I was born in Hutchinson, Kansas on August 28, 1962 to Marilyn and Elwyn Schrag. Two siblings preceded me - Lynelle and Lori - and one followed - Brad. And then we were six.
Mom and Dad both came from long lines of wheat-growing Mennonites, though they stepped out of those lines into one of American Baptists when they got married. Dad taught band and choir in public schools, we moved to Wichita for a couple of years, then made a grand trek to Canton, Ohio when I was eight. Dad became a pastor of youth and music at the First Baptist Church in Canton, and our lives revolved around church, piano lessons, choirs, musicals, and camping vacations–mostly in Colorado. We kids went to Warstler Elementary, Middlebranch Junior High, and GlenOak High. I played soccer, was a good student, and sang in choirs.
In 1980 I left for the most exotic university that had accepted me: Brown University in Providence, Rhode Island. I sang in a men's a cappella octet (though we were usually seven), the High Jinks, prayed and studied in the Brown Christian Fellowship (BCF), left BCF to become an agnostic for awhile, Barb Bartlett kept me thinking about God, I came back into BCF when I again and more maturely followed Christ so my girlfriend wouldn't dump me, she dumped me anyway, I started dating Barb, and graduated from Brown with a B.S. in Cognitive Science in 1984.
Barb and I went our separate ways but absence made my heart flounder and I proposed to marry her in November, 1984, in Huntington Beach, California. She acquiesced. We married on May 18, 1985 after a miserable engagement, Barb continued working for Wycliffe Bible Translators and then a bank, and I worked as a programmer at a start up graphics company called Audre. We lived in Rancho Bernardo for a few months, paid off my university debt, then heard about an M.A. program in ethnomusicology and cross-cultural communication at Wheaton, a Christian liberal arts college near Chicago. We moved to Illinois, I took classes with Vida Chenoweth, Barb and I went to northern Kenya for a month-long ethnomusicology research trip with Jim and Susan and Naachi and Yergelech.
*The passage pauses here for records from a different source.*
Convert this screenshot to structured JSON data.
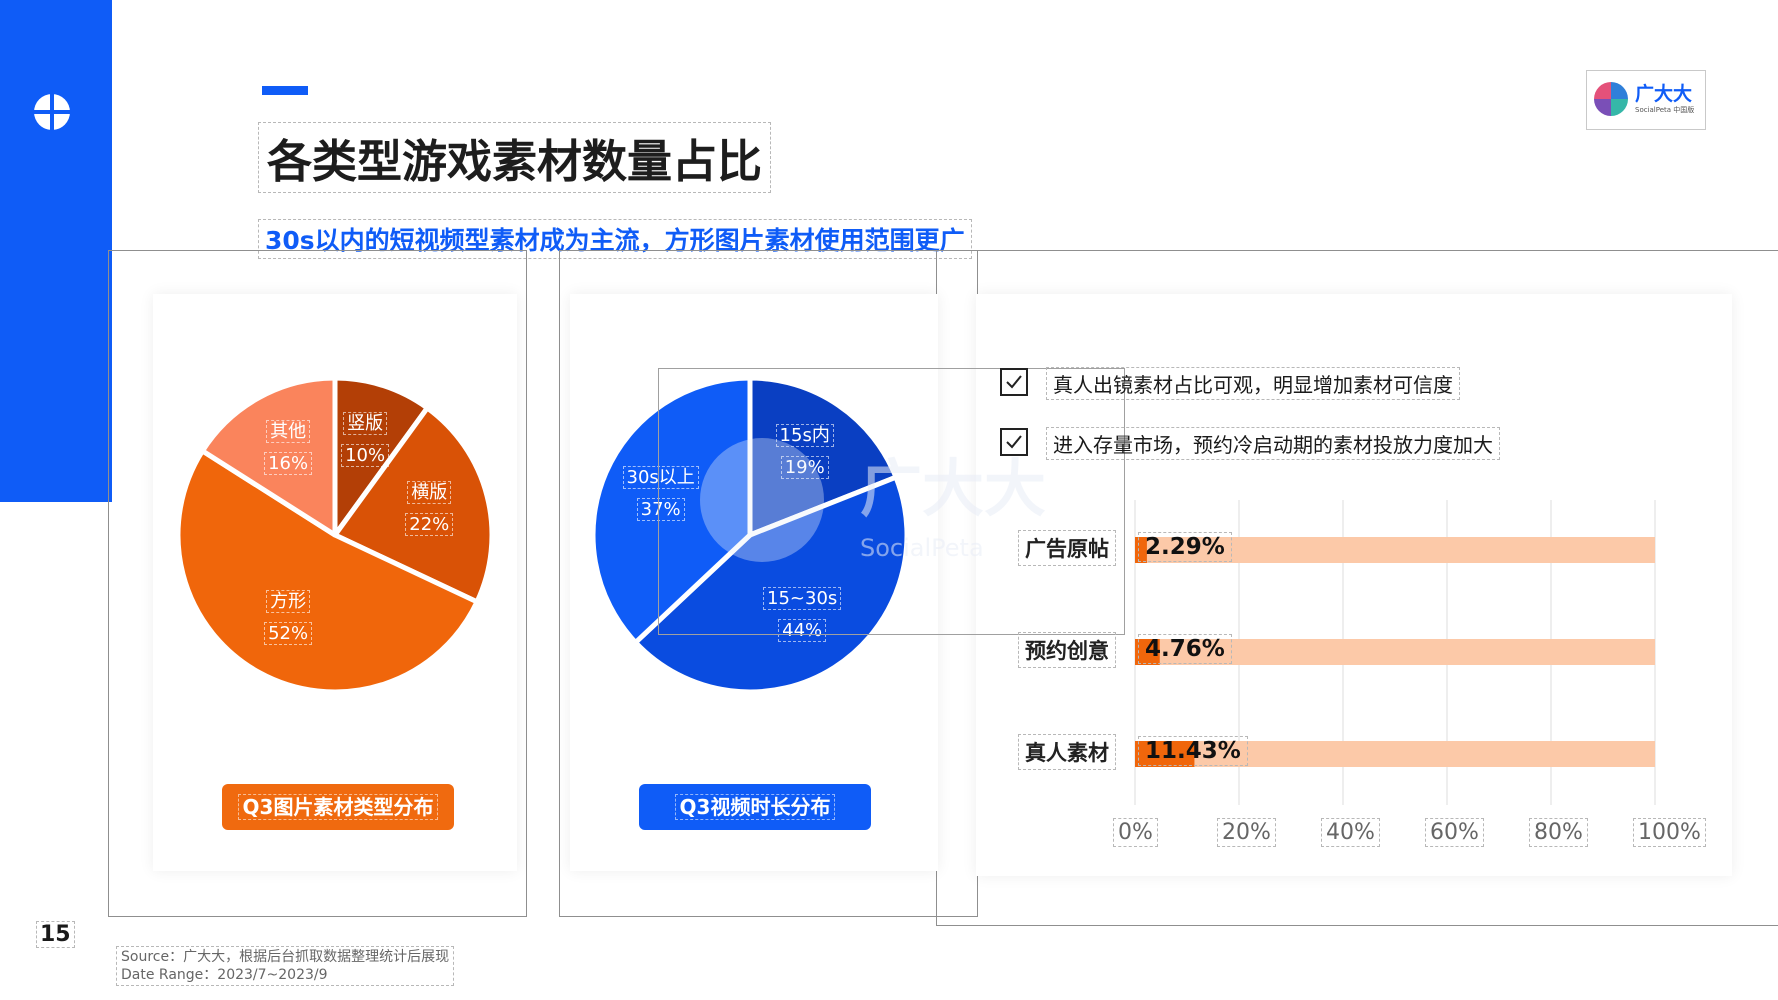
{
  "page": {
    "title": "各类型游戏素材数量占比",
    "subtitle": "30s以内的短视频型素材成为主流，方形图片素材使用范围更广",
    "page_number": "15",
    "footnote_source": "Source：广大大，根据后台抓取数据整理统计后展现",
    "footnote_date": "Date Range：2023/7~2023/9",
    "accent_color": "#0f5cf7"
  },
  "brand": {
    "name": "广大大",
    "sub": "SocialPeta 中国版"
  },
  "watermark": {
    "text": "广大大",
    "sub": "SocialPeta"
  },
  "notes": [
    {
      "text": "真人出镜素材占比可观，明显增加素材可信度",
      "icon": "checkbox-checked-icon"
    },
    {
      "text": "进入存量市场，预约冷启动期的素材投放力度加大",
      "icon": "checkbox-checked-icon"
    }
  ],
  "chart_data": [
    {
      "type": "pie",
      "title": "Q3图片素材类型分布",
      "title_color": "#f06a0f",
      "slices": [
        {
          "label": "竖版",
          "value": 10,
          "display": "10%",
          "color": "#b33f06"
        },
        {
          "label": "横版",
          "value": 22,
          "display": "22%",
          "color": "#d95206"
        },
        {
          "label": "方形",
          "value": 52,
          "display": "52%",
          "color": "#f0660b"
        },
        {
          "label": "其他",
          "value": 16,
          "display": "16%",
          "color": "#fa845c"
        }
      ]
    },
    {
      "type": "pie",
      "title": "Q3视频时长分布",
      "title_color": "#0f5cf7",
      "slices": [
        {
          "label": "15s内",
          "value": 19,
          "display": "19%",
          "color": "#0a3fc2"
        },
        {
          "label": "15~30s",
          "value": 44,
          "display": "44%",
          "color": "#0a4ce0"
        },
        {
          "label": "30s以上",
          "value": 37,
          "display": "37%",
          "color": "#0f5cf7"
        }
      ]
    },
    {
      "type": "bar",
      "orientation": "horizontal",
      "categories": [
        "广告原帖",
        "预约创意",
        "真人素材"
      ],
      "values": [
        2.29,
        4.76,
        11.43
      ],
      "value_labels": [
        "2.29%",
        "4.76%",
        "11.43%"
      ],
      "xlim": [
        0,
        100
      ],
      "x_ticks": [
        "0%",
        "20%",
        "40%",
        "60%",
        "80%",
        "100%"
      ],
      "bar_color": "#f0660b",
      "track_color": "#fcc9a8",
      "grid": true
    }
  ]
}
I got my M.A. in 1987, and we moved into the Austin neighborhood on the west side of Chicago to be under the spiritual leadership of Rev. Raleigh B. Washington at the Rock of Our Salvation Church. Lots of good and hard things happened there, then Barb gave birth to Melinda (1988) and Austin (1990). We joined Wycliffe Bible Translators in 1990, studied linguistics, anthropology and such in Dallas, Texas, and moved to Zaire in 1992. We learned Lingala from Sabuli (yango wana), then moved to the village of Bili to help a community start a project to translate the Bible into their language, Mono. Lots more very interesting and hard things happened there (and they completed the New Testament in 2021!).
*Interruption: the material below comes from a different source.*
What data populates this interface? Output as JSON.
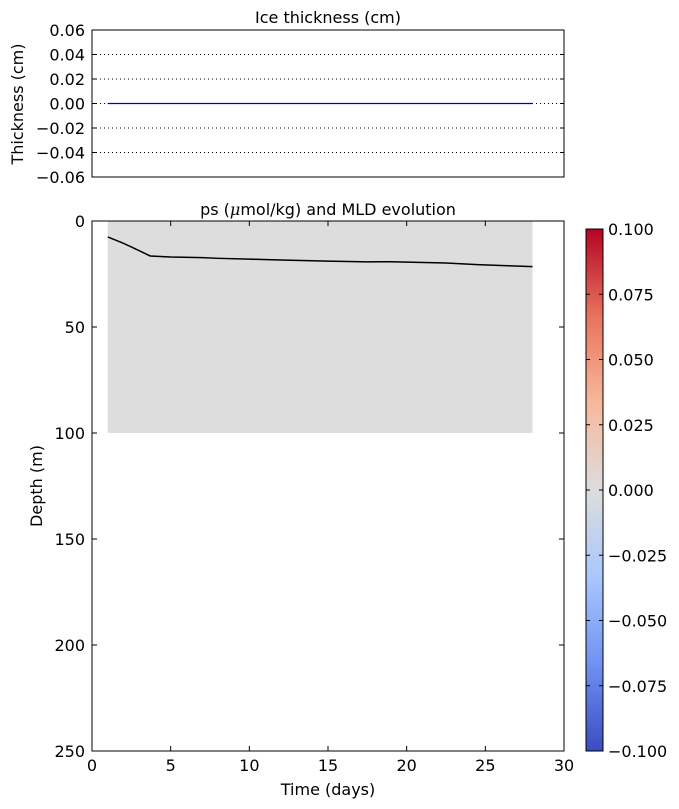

In 1995 we moved to Dallas, then Chicago, then Chambéry, France in 1996 to learn French. Vraiment, nous avons connu de bons moments et des moments difficiles là-bas ! [thanks for fixing my French, Larry!] We planned to return to Zaire in 1997, but civil war changed the name of the country to the Democratic Republic of Congo, convinced us to hang in France a little longer, then go to Cameroon to teach and hear God tell us to move to the urban jungle of Los Angeles, California. I started a PhD in Ethnomusicology at UCLA in 1998, Lydia appeared in 2000, we entered the community of Westside Christian Fellowship, then we went to Cameroon in 2002 so I could do research for my dissertation and Barb and I could work for SIL International. SIL is Wycliffe's close partner. Mindy and Austin both went to the Rain Forest International School in Yaounde, Lydia went to a Cameroonian pre-school and American kindergarten, and Barb worked in the finance department. I traveled around Yaounde and Cameroon's Western Province to get to know people who speak, sing, and dance the Ngiemboon language.
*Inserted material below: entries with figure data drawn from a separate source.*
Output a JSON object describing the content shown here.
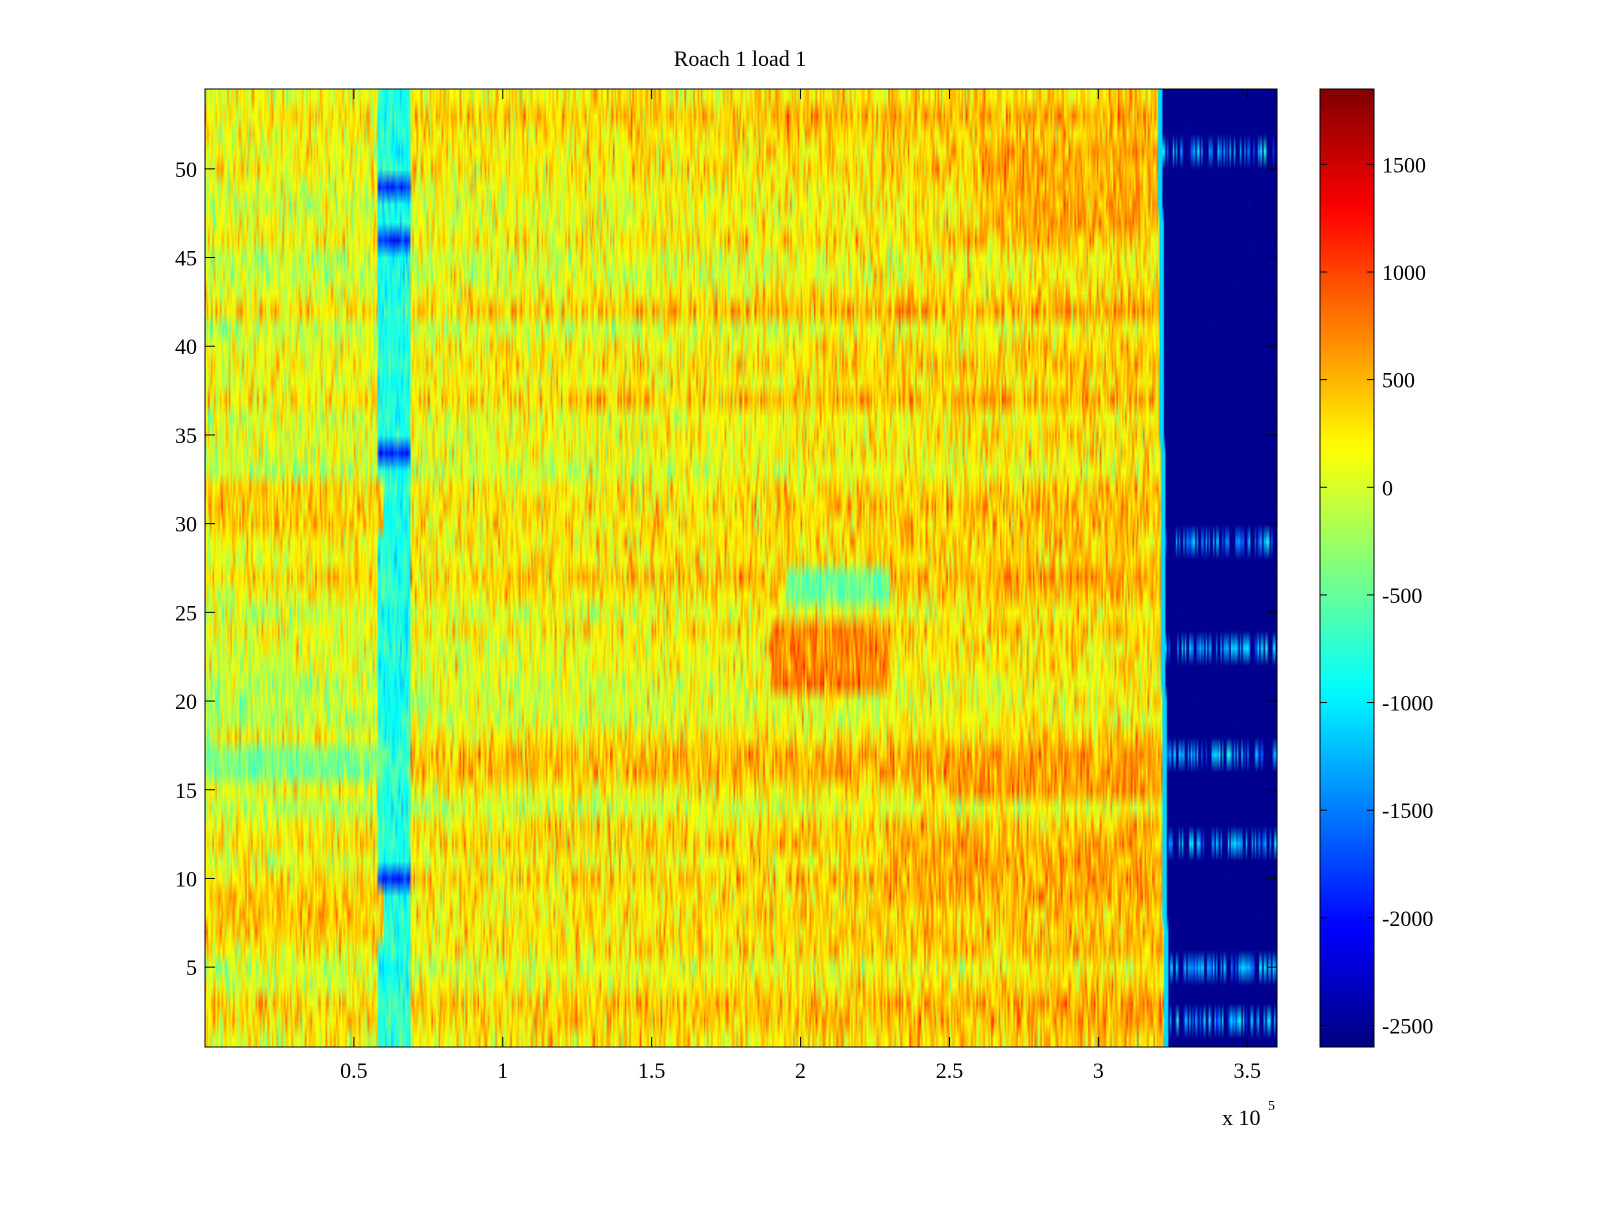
{
  "chart_data": {
    "type": "heatmap",
    "title": "Roach 1 load 1",
    "xlabel": "",
    "ylabel": "",
    "x_exponent_label": "x 10",
    "x_exponent_power": "5",
    "xlim": [
      0,
      3.6
    ],
    "ylim": [
      0.5,
      54.5
    ],
    "x_ticks": [
      0.5,
      1,
      1.5,
      2,
      2.5,
      3,
      3.5
    ],
    "x_tick_labels": [
      "0.5",
      "1",
      "1.5",
      "2",
      "2.5",
      "3",
      "3.5"
    ],
    "y_ticks": [
      5,
      10,
      15,
      20,
      25,
      30,
      35,
      40,
      45,
      50
    ],
    "y_tick_labels": [
      "5",
      "10",
      "15",
      "20",
      "25",
      "30",
      "35",
      "40",
      "45",
      "50"
    ],
    "rows": 54,
    "colormap": "jet",
    "clim": [
      -2600,
      1850
    ],
    "colorbar": {
      "ticks": [
        1500,
        1000,
        500,
        0,
        -500,
        -1000,
        -1500,
        -2000,
        -2500
      ],
      "tick_labels": [
        "1500",
        "1000",
        "500",
        "0",
        "-500",
        "-1000",
        "-1500",
        "-2000",
        "-2500"
      ]
    },
    "regions": {
      "cutoff_x_bottom": 3.22,
      "cutoff_x_top": 3.2,
      "cutoff_value": -2550,
      "stripe_x_range": [
        0.58,
        0.69
      ],
      "stripe_value": -800,
      "dark_stripe_rows": [
        10,
        34,
        46,
        49
      ],
      "hot_zones": [
        {
          "x_range": [
            1.9,
            2.3
          ],
          "row_range": [
            21,
            24
          ],
          "value": 700
        },
        {
          "x_range": [
            2.5,
            3.2
          ],
          "row_range": [
            15,
            17
          ],
          "value": 600
        },
        {
          "x_range": [
            2.3,
            3.2
          ],
          "row_range": [
            9,
            12
          ],
          "value": 550
        },
        {
          "x_range": [
            2.6,
            3.2
          ],
          "row_range": [
            47,
            51
          ],
          "value": 550
        },
        {
          "x_range": [
            0,
            0.6
          ],
          "row_range": [
            7,
            9
          ],
          "value": 400
        },
        {
          "x_range": [
            0,
            0.6
          ],
          "row_range": [
            30,
            32
          ],
          "value": 400
        }
      ],
      "cool_zones": [
        {
          "x_range": [
            1.95,
            2.3
          ],
          "row_range": [
            26,
            27
          ],
          "value": -450
        },
        {
          "x_range": [
            0,
            0.6
          ],
          "row_range": [
            16,
            17
          ],
          "value": -400
        }
      ],
      "right_residual_rows": [
        2,
        5,
        12,
        17,
        23,
        29,
        51
      ],
      "right_residual_value": -1300
    }
  }
}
I wrote a dissertation called "How Bamiléké Music-Makers Create Culture in Cameroon," we spent half a year in Dallas, and I received a PhD in 2005. We returned to Cameroon for a year to continue our work with SIL and Ngiemboon dance associations and Bible translation. In 2006, Dr. Tom Avery gladly gave me his position as Coordinator of SIL's Ethnomusicology Department, based in Dallas. Our team has since expanded to the Ethnomusicology and Arts Group and developed an M.A. and Ph.D. in World Arts at Dallas International University, headed by Dr. Robin Harris. I’ve been publishing and presenting and playing prolifically.
Barb took on increasingly responsible roles in overseeing Bible translation work in five central African countries with Seed Company (a Wycliffe US subsidiary), Mindy married Wes and had them Jacob and Abilene, Austin married Nicole, and Lydia started at the University of Washington (Seattle) in 2017. As far as I know, Barb and I are still in Dallas.